What’s in this book? The fruit of forty years in Italy. But not written up as memoir. I’ve been that way before. Italian Neighbours. Italian Ways. I know the charm of the candid personal account, the bemused observer discovering Italy first hand. It’s fun. It has its authenticity. But after so long in this country, one wants to go deeper: get to the core of it, the pattern that underlies both the good and the bad, the wonderful human warmth of the place, its systematic cruelty.
We are told again and again that human experience is essentially the same the world over. Happiness. Suffering. It is not true. Or only in part. You don’t need to be long in Italy, looking for a job, sorting out your documents, dealing with your in-laws, colleagues, bank tellers, waiters, ticket inspectors, to understand that people behave differently here, expect different things of each other. But it takes many years to understand that they also rejoice differently, are sad in different ways, over different dramas.
You realise this when you notice your own emotions shifting. It would be strange and rather depressing if I had not become to some degree Italian in my many years here. At this point you want to bring in other stories not strictly connected to your own. You want to make sense of it. And you feel you have the right. You have begun to understand the emotion of the young southerner in the north, the pride of the padrino who finds jobs for all his friends, the shame of feeling yourloved ones are unworthy, the resentment of the child who is excluded. You know what it’s like to be asked to pay a bribe, and the consequences of refusing, or agreeing. You hear others tell their stories and at last you see what’s at stake.
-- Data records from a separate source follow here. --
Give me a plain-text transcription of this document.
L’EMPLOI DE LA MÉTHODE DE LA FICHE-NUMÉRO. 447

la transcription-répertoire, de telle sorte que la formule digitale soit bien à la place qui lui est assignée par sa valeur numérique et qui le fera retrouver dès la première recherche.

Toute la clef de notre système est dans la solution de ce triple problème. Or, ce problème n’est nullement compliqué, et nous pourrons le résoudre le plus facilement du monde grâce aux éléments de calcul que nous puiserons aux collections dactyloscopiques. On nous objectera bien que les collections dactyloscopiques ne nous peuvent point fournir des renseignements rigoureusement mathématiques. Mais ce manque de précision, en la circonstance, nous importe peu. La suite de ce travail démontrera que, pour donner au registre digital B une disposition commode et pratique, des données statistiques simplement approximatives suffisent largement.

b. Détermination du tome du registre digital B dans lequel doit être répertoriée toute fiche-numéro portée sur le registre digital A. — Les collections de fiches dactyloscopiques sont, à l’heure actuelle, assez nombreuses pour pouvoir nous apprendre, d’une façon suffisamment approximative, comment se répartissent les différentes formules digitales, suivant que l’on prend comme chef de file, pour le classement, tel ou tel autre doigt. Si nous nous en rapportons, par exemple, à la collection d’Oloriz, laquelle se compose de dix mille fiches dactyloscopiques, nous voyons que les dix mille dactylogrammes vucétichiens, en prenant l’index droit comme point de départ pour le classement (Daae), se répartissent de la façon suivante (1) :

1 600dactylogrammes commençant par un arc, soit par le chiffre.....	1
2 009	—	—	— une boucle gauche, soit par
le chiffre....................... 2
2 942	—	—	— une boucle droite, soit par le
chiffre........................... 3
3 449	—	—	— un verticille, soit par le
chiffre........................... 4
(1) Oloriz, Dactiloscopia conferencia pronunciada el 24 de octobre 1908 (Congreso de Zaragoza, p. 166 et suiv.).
In short, this book has a richer dramatis personae than my other writing on Italy, so that the Italian comedy, divine or demonic, can be acted out. It does not restrict itself to what has been directly experienced. It’s true, there is an Englishman among the many Italians. He has a central role. Readers may feel that’s Parks, there he is. But I have taken the liberty of giving this man many experiences that are not mine. Sometimes the only way to pack a book with life is to superimpose one thing on another, fuse characters together, put imaginary situations and people side by side, so they can call to each other, and the reader can hear them calling. None of the characters described here are to be taken as portraits of this or that real life person.
Those odd stories we call myths and fables invite us to move into a new world of feeling, where everything is strange, but also strangely convincing. I am inviting you now to plunge into an Italian fable, to discover a new emotional landscape and become yourself, if only
momentarily perhaps, in the final climactic pages, Italian.